A Criminal History That Should Have Prevented All of This
Contreras-Suarez was arrested by U.S. Customs and Border Protection for illegally crossing the border in San Ysidro, California, in March 2023. According to the Department of Homeland Security, Contreras-Suarez was also facing prostitution, robbery, and weapons charges in Massachusetts,s but was subsequently released due to local sanctuary policies.
Read that sequence again:
- Caught crossing the border illegally in 2023
- Facing serious criminal charges in Massachusetts
- Released because of sanctuary policies
- Free to travel to New York City
- Free to rape a 14-year-old boy in a bodega
Every link in that chain represents a system that chose ideology over public safety. Sanctuary policies exist to shield illegal immigrants from federal enforcement. The stated purpose is compassion. The actual result, in this case, is a child's sexual assault.
DHS Responds
Then-DHS Assistant Secretary Tricia McLaughlin did not mince words about the case. She placed the blame squarely on the policies that allowed Contreras-Suarez to remain in the country:
"Thanks to the failed sanctuary policies and Biden's open-border agenda, this serial criminal was freed to prey on innocent American children — but that ends now."
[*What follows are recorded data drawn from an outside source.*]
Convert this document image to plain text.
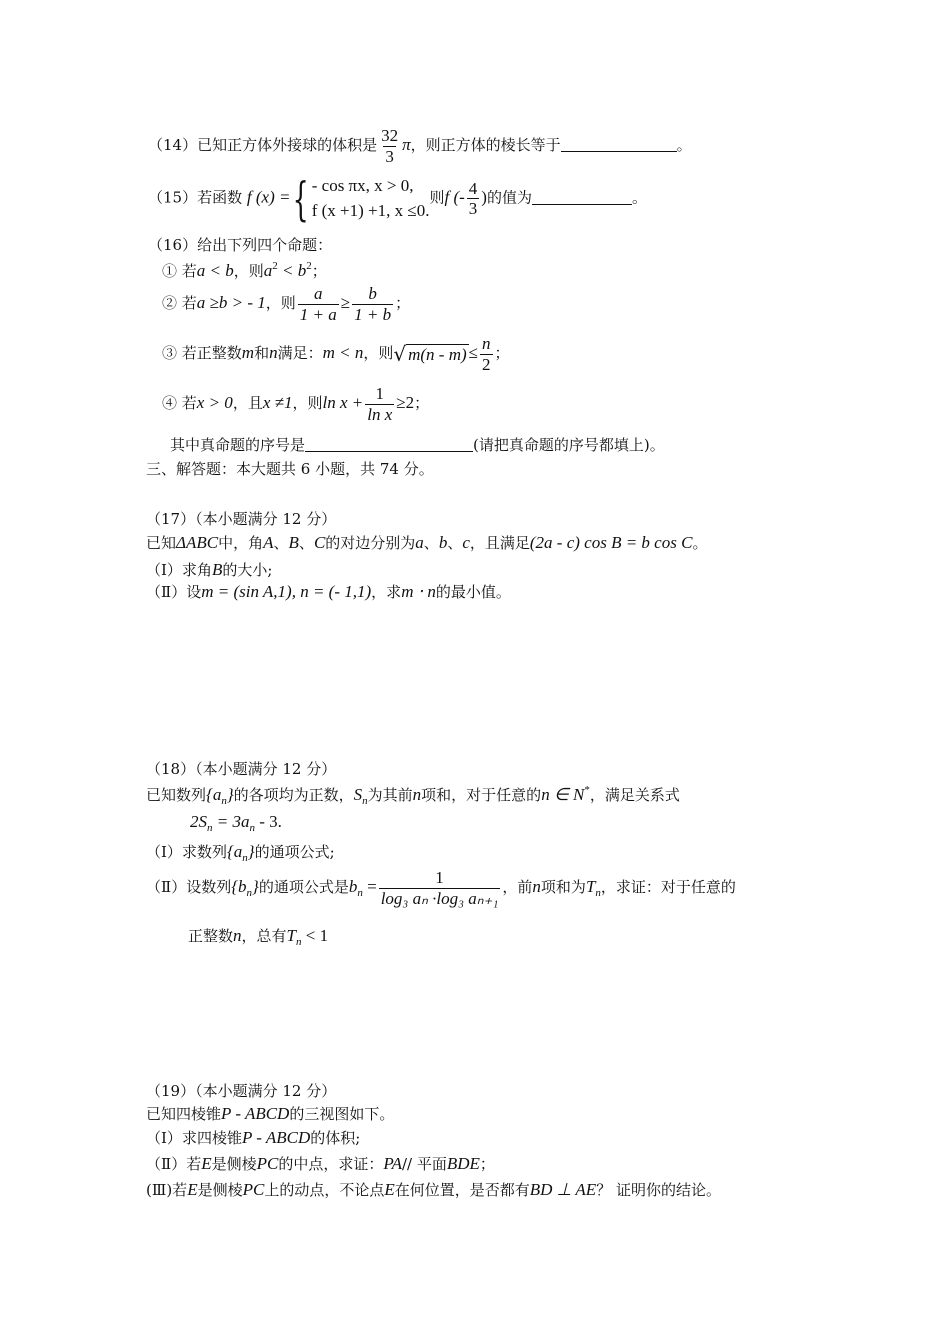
（14）已知正方体外接球的体积是 $\frac{32}{3}$ π，则正方体的棱长等于	。
（15）若函数 f (x) = { - cos πx, x > 0,
f (x +1) +1, x ≤0.
则f (- $\frac{4}{3}$ )的值为	。
（16）给出下列四个命题：
① 若a < b，则$a^2 < b^2$；
② 若a ≥b > - 1，则 $\frac{a}{1 + a} \ge \frac{b}{1 + b}$ ；
③ 若正整数m和n满足：m < n，则 √ $m(n - m) \le \frac{n}{2}$ ；
④ 若x > 0，且x ≠1，则$\ln x + \frac{1}{\text{ln x}} \ge 2$；
其中真命题的序号是	(请把真命题的序号都填上)。
三、解答题：本大题共 6 小题，共 74 分。
（17）（本小题满分 12 分）
已知ΔABC中，角A、B、C的对边分别为a、b、c，且满足(2a - c) cos B = b cos C。
（I）求角B的大小;
（Ⅱ）设m = (sin A,1), n = (- 1,1)，求m ⋅ n的最小值。
（18）（本小题满分 12 分）
已知数列$\{a_n\}$的各项均为正数，$S_n$为其前n项和，对于任意的n ∈ N*，满足关系式
$2S_n = 3a_n - 3$.
（I）求数列$\{a_n\}$的通项公式;
（Ⅱ）设数列$\{b_n\}$的通项公式是$b_n = \frac{1}{\text{log₃ aₙ ·log₃ aₙ₊₁}}$ ，前n项和为$T_n$，求证：对于任意的
正整数n，总有$T_n < 1$
（19）（本小题满分 12 分）
已知四棱锥P - ABCD的三视图如下。
（I）求四棱锥P - ABCD的体积;
（Ⅱ）若E是侧棱PC的中点，求证：PA// 平面BDE；
(Ⅲ)若E是侧棱PC上的动点，不论点E在何位置，是否都有BD ⊥ AE？ 证明你的结论。
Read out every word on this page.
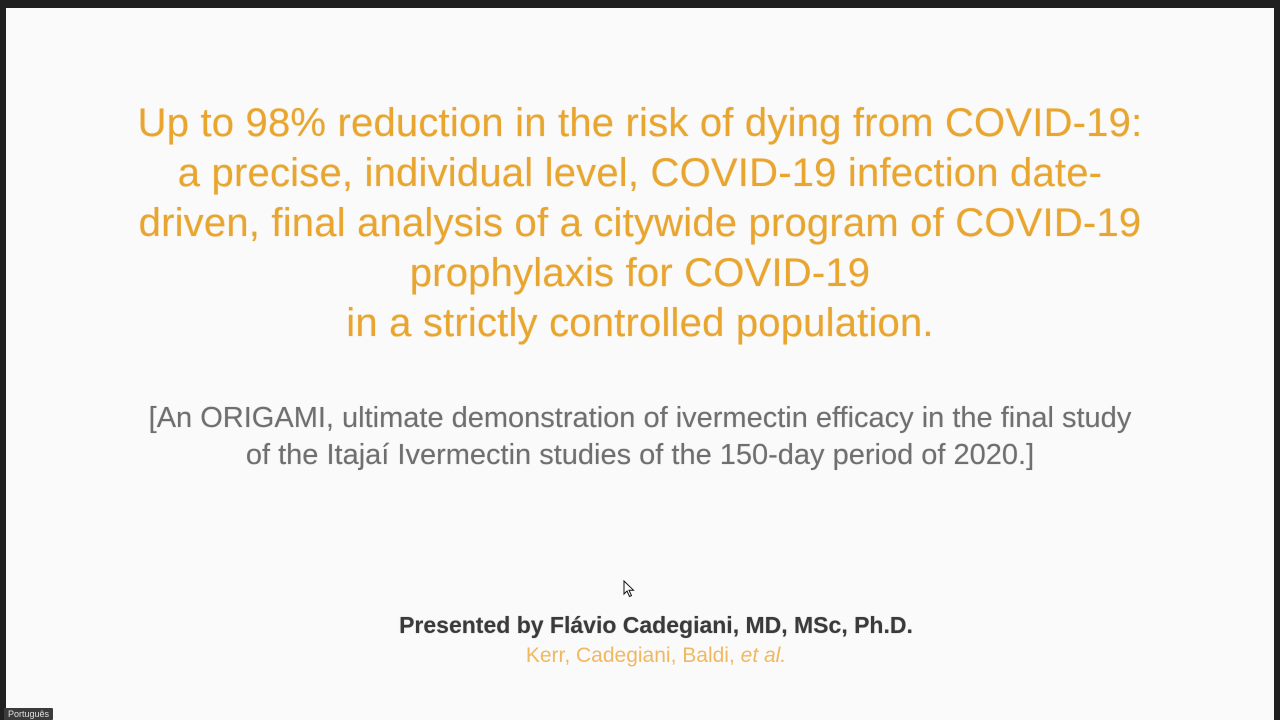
Up to 98% reduction in the risk of dying from COVID-19:
a precise, individual level, COVID-19 infection date-
driven, final analysis of a citywide program of COVID-19
prophylaxis for COVID-19
in a strictly controlled population.
[An ORIGAMI, ultimate demonstration of ivermectin efficacy in the final study
of the Itajaí Ivermectin studies of the 150-day period of 2020.]
Presented by Flávio Cadegiani, MD, MSc, Ph.D.
Kerr, Cadegiani, Baldi, et al.
Português
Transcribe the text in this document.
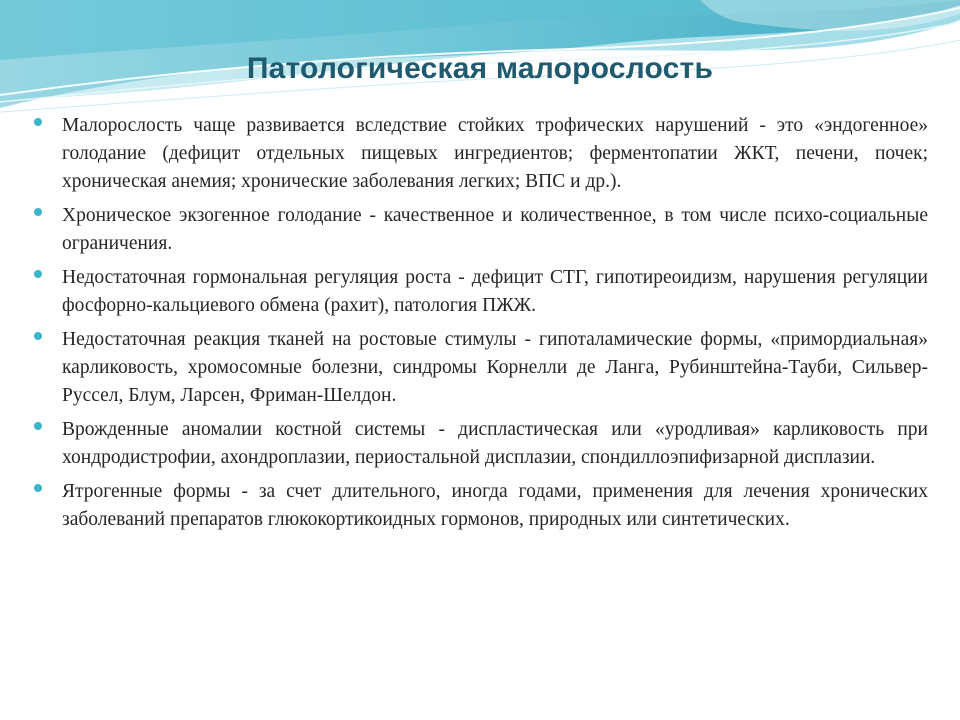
Патологическая малорослость
Малорослость чаще развивается вследствие стойких трофических нарушений - это «эндогенное» голодание (дефицит отдельных пищевых ингредиентов; ферментопатии ЖКТ, печени, почек; хроническая анемия; хронические заболевания легких; ВПС и др.).
Хроническое экзогенное голодание - качественное и количественное, в том числе психо-социальные ограничения.
Недостаточная гормональная регуляция роста - дефицит СТГ, гипотиреоидизм, нарушения регуляции фосфорно-кальциевого обмена (рахит), патология ПЖЖ.
Недостаточная реакция тканей на ростовые стимулы - гипоталамические формы, «примордиальная» карликовость, хромосомные болезни, синдромы Корнелли де Ланга, Рубинштейна-Тауби, Сильвер-Руссел, Блум, Ларсен, Фриман-Шелдон.
Врожденные аномалии костной системы - диспластическая или «уродливая» карликовость при хондродистрофии, ахондроплазии, периостальной дисплазии, спондиллоэпифизарной дисплазии.
Ятрогенные формы - за счет длительного, иногда годами, применения для лечения хронических заболеваний препаратов глюкокортикоидных гормонов, природных или синтетических.
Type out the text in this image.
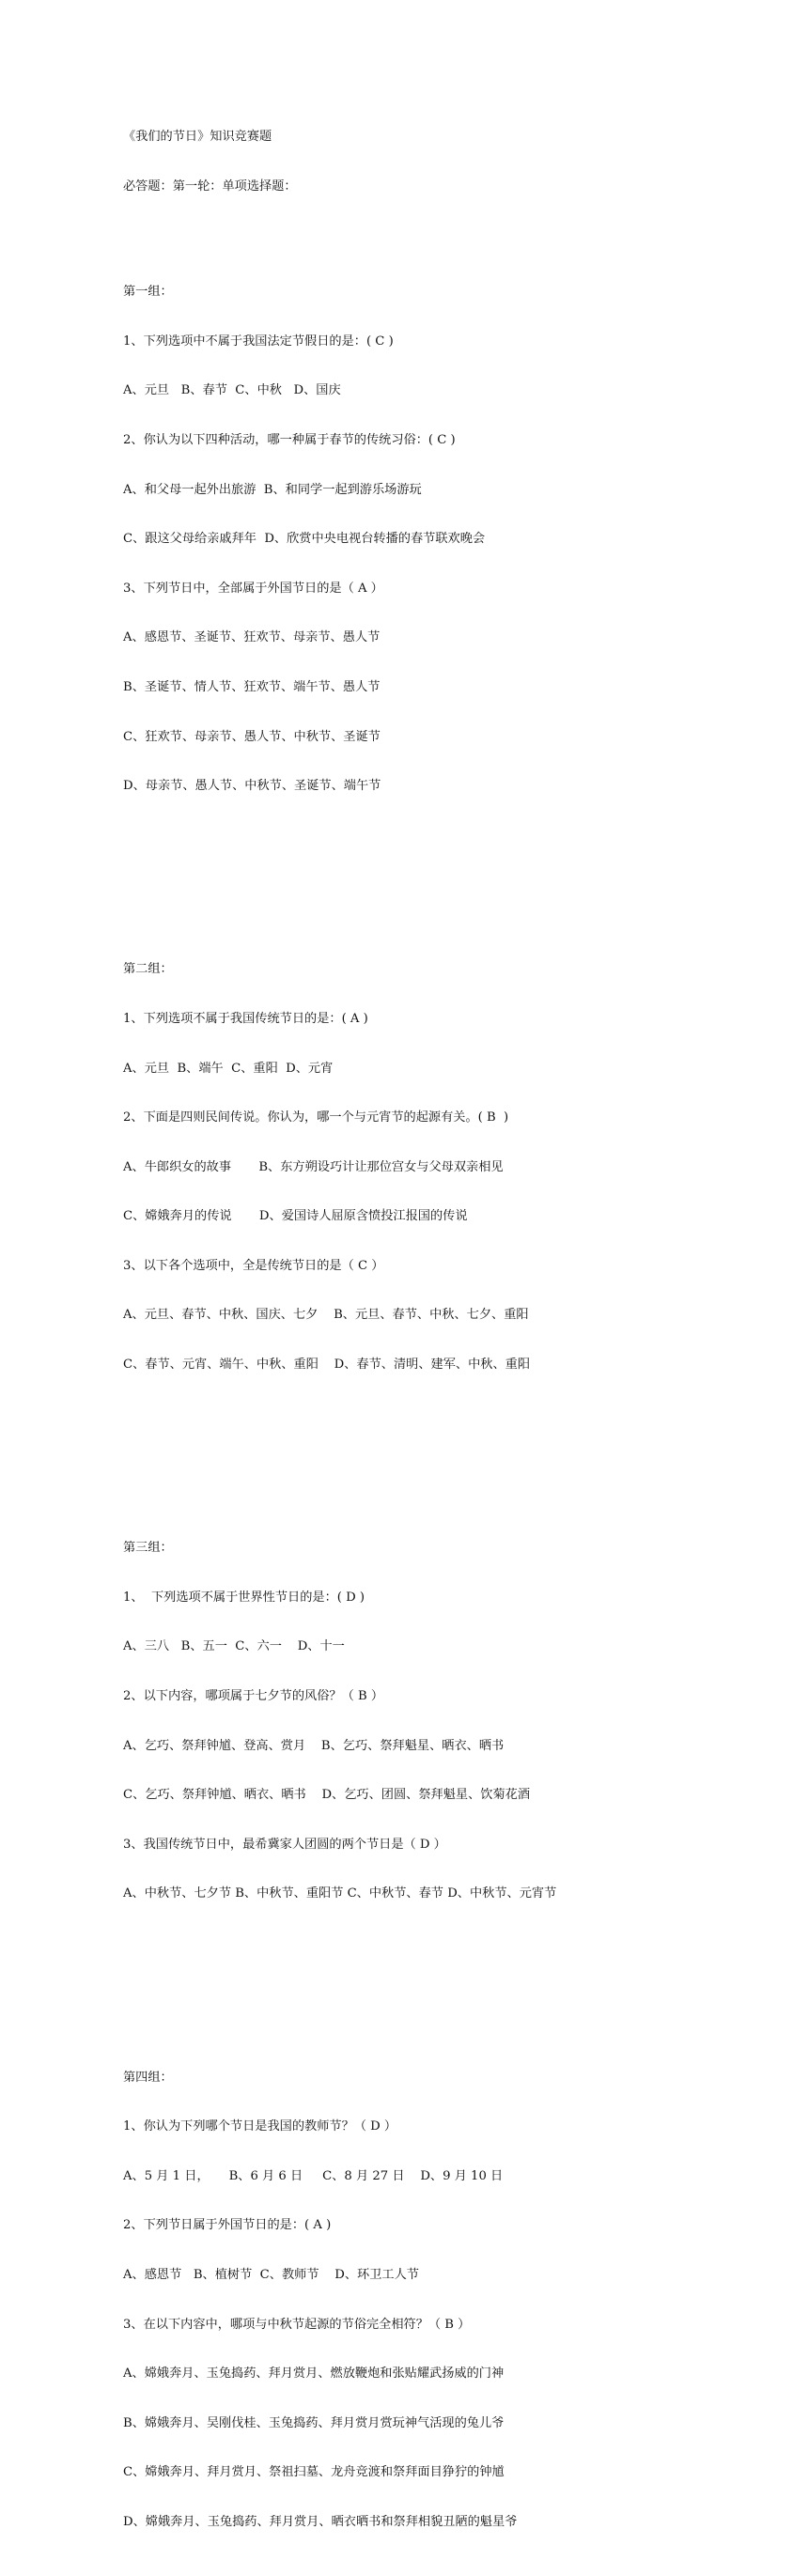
《我们的节日》知识竞赛题

必答题：第一轮：单项选择题：

第一组：

1、下列选项中不属于我国法定节假日的是：( C )

A、元旦   B、春节  C、中秋   D、国庆

2、你认为以下四种活动，哪一种属于春节的传统习俗：( C )

A、和父母一起外出旅游  B、和同学一起到游乐场游玩

C、跟这父母给亲戚拜年  D、欣赏中央电视台转播的春节联欢晚会

3、下列节日中，全部属于外国节日的是（ A ）

A、感恩节、圣诞节、狂欢节、母亲节、愚人节

B、圣诞节、情人节、狂欢节、端午节、愚人节

C、狂欢节、母亲节、愚人节、中秋节、圣诞节

D、母亲节、愚人节、中秋节、圣诞节、端午节

第二组：

1、下列选项不属于我国传统节日的是：( A )

A、元旦  B、端午  C、重阳  D、元宵

2、下面是四则民间传说。你认为，哪一个与元宵节的起源有关。( B  )

A、牛郎织女的故事       B、东方朔设巧计让那位宫女与父母双亲相见

C、嫦娥奔月的传说       D、爱国诗人屈原含愤投江报国的传说

3、以下各个选项中，全是传统节日的是（ C ）

A、元旦、春节、中秋、国庆、七夕    B、元旦、春节、中秋、七夕、重阳

C、春节、元宵、端午、中秋、重阳    D、春节、清明、建军、中秋、重阳

第三组：

1、  下列选项不属于世界性节日的是：( D )

A、三八   B、五一  C、六一    D、十一

2、以下内容，哪项属于七夕节的风俗？（ B ）

A、乞巧、祭拜钟馗、登高、赏月    B、乞巧、祭拜魁星、晒衣、晒书

C、乞巧、祭拜钟馗、晒衣、晒书    D、乞巧、团圆、祭拜魁星、饮菊花酒

3、我国传统节日中，最希冀家人团圆的两个节日是（ D ）

A、中秋节、七夕节 B、中秋节、重阳节 C、中秋节、春节 D、中秋节、元宵节

第四组：

1、你认为下列哪个节日是我国的教师节？（ D ）

A、5 月 1 日，     B、6 月 6 日     C、8 月 27 日    D、9 月 10 日

2、下列节日属于外国节日的是：( A )

A、感恩节   B、植树节  C、教师节    D、环卫工人节

3、在以下内容中，哪项与中秋节起源的节俗完全相符？（ B ）

A、嫦娥奔月、玉兔捣药、拜月赏月、燃放鞭炮和张贴耀武扬威的门神

B、嫦娥奔月、吴刚伐桂、玉兔捣药、拜月赏月赏玩神气活现的兔儿爷

C、嫦娥奔月、拜月赏月、祭祖扫墓、龙舟竞渡和祭拜面目狰狞的钟馗

D、嫦娥奔月、玉兔捣药、拜月赏月、晒衣晒书和祭拜相貌丑陋的魁星爷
McLaughlin also stressed that "this creep should've never been released into our country" and added:
"ICE will not allow predators like Contreras-Suarez to terrorize American citizens."
ICE officials lodged an immigration detainer against Contreras-Suarez after the Manhattan arrest last year. Whether that detainer will be honored at sentencing on April 27 remains the critical question.
Sanctuary Logic Meets Reality
Sanctuary policies are sold as a way to build trust between immigrant communities and law enforcement. Their advocates argue that if illegal immigrants fear deportation, they won't report crimes or cooperate with police. The logic sounds reasonable in a faculty lounge. It collapses when a violent criminal with prior charges in one state is turned loose to commit new crimes in another.
Massachusetts had Contreras-Suarez. Prostitution charges. Robbery charges. Weapons charges. The kind of rap sheet that should keep someone locked up or, at a minimum, flagged for federal authorities. Instead, sanctuary policies dictated release. And a teenager in East Harlem paid the price.
The people who design these policies never meet the victims. They see statistics, talking points, and favorable editorial board opinions. They do not see a 14-year-old boy being followed into a bodega.
Six Months for a Confession
The plea deal itself deserves scrutiny beyond the immigration angle. Contreras-Suarez confessed. The original charge was first-degree rape of a child. That charge carries serious prison time. What emerged from negotiations was second-degree rape, six months, and credit for time served.
Prosecutors say they worked with the victim's family on this outcome, and no one outside that room knows what pressures or considerations shaped the decision. But the public sees the result: a confessed child rapist who may spend no additional time in custody. In Manhattan, of all places, where progressive prosecutors have spent years signaling that they prioritize leniency.
The question isn't just whether Contreras-Suarez will be deported. It's whether the system that allowed this plea deal would have produced the same result for an American citizen. And if it had, that's an even deeper indictment of a justice system that has lost its sense of proportion when it comes to crimes against children.
What Comes Next
April 27 is the date. If federal immigration officials honor the ICE detainer, Contreras-Suarez will be detained and deported following the felony conviction. If they don't, a confessed child rapist walks out of a Manhattan courtroom and into the city.
One boy had already failed by every institution that was supposed to protect him. The border failed. Sanctuary policy failed. The charging decision failed. The sentence failed.
All that's left is whether anyone will stop failing him now.